Data Pipeline
=============

This document describes the data processing pipeline in detail.

Overview
--------

The data pipeline transforms raw train data from the Amtraker API into
structured arrival and departure events enriched with GTFS schedule information.

Pipeline Stages
---------------

Stage 1: Data Ingestion
^^^^^^^^^^^^^^^^^^^^^^^

The pipeline begins by fetching data from the Amtraker API.

**Module**: ``read.py``

**Functions**:

* ``validate_amtraker_data()`` - Fetches and validates API response
* ``trainresponse_to_polars()`` - Converts response to Polars DataFrame
* ``read_amtraker_data()`` - Complete ingestion pipeline

**Data Source**:

* Amtraker API: ``https://api-v3.amtraker.com/v3/trains``

**Output**: Polars DataFrame with train and station data

Stage 2: Data Transformation
^^^^^^^^^^^^^^^^^^^^^^^^^^^^

Raw data is cleaned and restructured for processing.

**Module**: ``read.py``

**Functions**:

* ``remove_excess_fields()`` - Removes unnecessary columns
* ``explode_df()`` - Expands nested station arrays
* ``remove_bus()`` - Filters out bus services
* ``split_df_by_provider()`` - Separates data by transit provider

**Transformations**:

1. Remove metadata fields not needed for analysis
2. Explode station list into individual rows
3. Filter out non-rail services
4. Split DataFrame by provider (Amtrak, VIA, Brightline)

Stage 3: GTFS Enrichment
^^^^^^^^^^^^^^^^^^^^^^^^

Train data is enriched with GTFS schedule information.

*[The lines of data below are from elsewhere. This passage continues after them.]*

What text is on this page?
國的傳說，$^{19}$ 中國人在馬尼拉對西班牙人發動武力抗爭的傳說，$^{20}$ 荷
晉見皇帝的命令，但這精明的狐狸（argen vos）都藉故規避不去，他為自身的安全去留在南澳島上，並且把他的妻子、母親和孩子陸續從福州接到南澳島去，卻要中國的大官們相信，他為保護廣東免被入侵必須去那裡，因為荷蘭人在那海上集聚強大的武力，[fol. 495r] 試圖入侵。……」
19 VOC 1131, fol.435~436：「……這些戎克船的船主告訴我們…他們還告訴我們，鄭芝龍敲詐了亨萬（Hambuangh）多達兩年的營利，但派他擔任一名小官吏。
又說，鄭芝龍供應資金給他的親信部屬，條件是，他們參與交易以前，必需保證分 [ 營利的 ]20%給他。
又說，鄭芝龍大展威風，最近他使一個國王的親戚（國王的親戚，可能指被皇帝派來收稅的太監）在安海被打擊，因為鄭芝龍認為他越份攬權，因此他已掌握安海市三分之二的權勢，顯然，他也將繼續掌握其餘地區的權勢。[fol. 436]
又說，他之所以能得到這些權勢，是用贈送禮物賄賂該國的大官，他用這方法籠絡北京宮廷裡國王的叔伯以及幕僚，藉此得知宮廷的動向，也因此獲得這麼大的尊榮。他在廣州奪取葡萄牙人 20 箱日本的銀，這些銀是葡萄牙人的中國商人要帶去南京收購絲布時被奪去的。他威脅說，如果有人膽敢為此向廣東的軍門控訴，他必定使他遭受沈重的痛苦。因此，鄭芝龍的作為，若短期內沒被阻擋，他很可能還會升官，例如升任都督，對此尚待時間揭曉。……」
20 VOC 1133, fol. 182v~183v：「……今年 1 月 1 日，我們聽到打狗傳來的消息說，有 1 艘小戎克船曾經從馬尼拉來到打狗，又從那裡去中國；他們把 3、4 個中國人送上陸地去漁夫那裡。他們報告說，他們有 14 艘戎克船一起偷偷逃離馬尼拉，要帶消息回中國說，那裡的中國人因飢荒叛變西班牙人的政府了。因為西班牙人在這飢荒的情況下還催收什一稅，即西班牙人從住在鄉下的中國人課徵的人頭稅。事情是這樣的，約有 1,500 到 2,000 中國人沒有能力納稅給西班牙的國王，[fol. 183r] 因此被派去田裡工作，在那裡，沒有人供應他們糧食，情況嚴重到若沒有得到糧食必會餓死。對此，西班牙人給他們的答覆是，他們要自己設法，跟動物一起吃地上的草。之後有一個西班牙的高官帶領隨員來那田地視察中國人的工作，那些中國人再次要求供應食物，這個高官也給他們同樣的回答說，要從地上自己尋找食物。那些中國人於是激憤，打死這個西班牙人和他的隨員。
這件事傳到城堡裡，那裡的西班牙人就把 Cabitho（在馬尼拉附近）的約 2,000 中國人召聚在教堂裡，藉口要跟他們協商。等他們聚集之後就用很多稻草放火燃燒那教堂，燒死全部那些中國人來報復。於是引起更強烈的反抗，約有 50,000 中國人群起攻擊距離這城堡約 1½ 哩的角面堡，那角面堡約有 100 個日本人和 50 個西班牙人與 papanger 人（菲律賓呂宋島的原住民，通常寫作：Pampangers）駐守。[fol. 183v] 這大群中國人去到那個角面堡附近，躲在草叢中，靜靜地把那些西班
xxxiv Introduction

**Module**: ``transform.py``

**Functions**:

* ``add_direction_id()`` - Adds GTFS direction IDs
* ``add_scheduled_metrics()`` - Adds scheduled headway and travel time

**Enrichment Process**:

1. **Direction ID**: Look up direction (0/1) based on route and headsign
2. **Scheduled Headway**: Time gap between consecutive vehicles at a stop
3. **Scheduled Travel Time**: Expected time from trip start to each stop

Stage 4: Event Generation
^^^^^^^^^^^^^^^^^^^^^^^^^

Arrival and departure events are generated from the enriched data.

**Module**: ``write.py``

**Functions**:

* ``calculate_service_date_from_datetime()`` - Calculates service date
* ``add_service_dates()`` - Adds service date columns
* ``write_amtraker_events()`` - Generates events

**Event Types**:

* ``ARR`` - Arrival event (when train arrives at station)
* ``DEP`` - Departure event (when train departs from station)

**Service Date Logic**:

The service date is the date the trip started, not the calendar date.
Events between midnight and 3:30 AM are assigned to the previous day's
service date.

Stage 5: Time Filtering
^^^^^^^^^^^^^^^^^^^^^^^

Only new events are processed to avoid duplicates.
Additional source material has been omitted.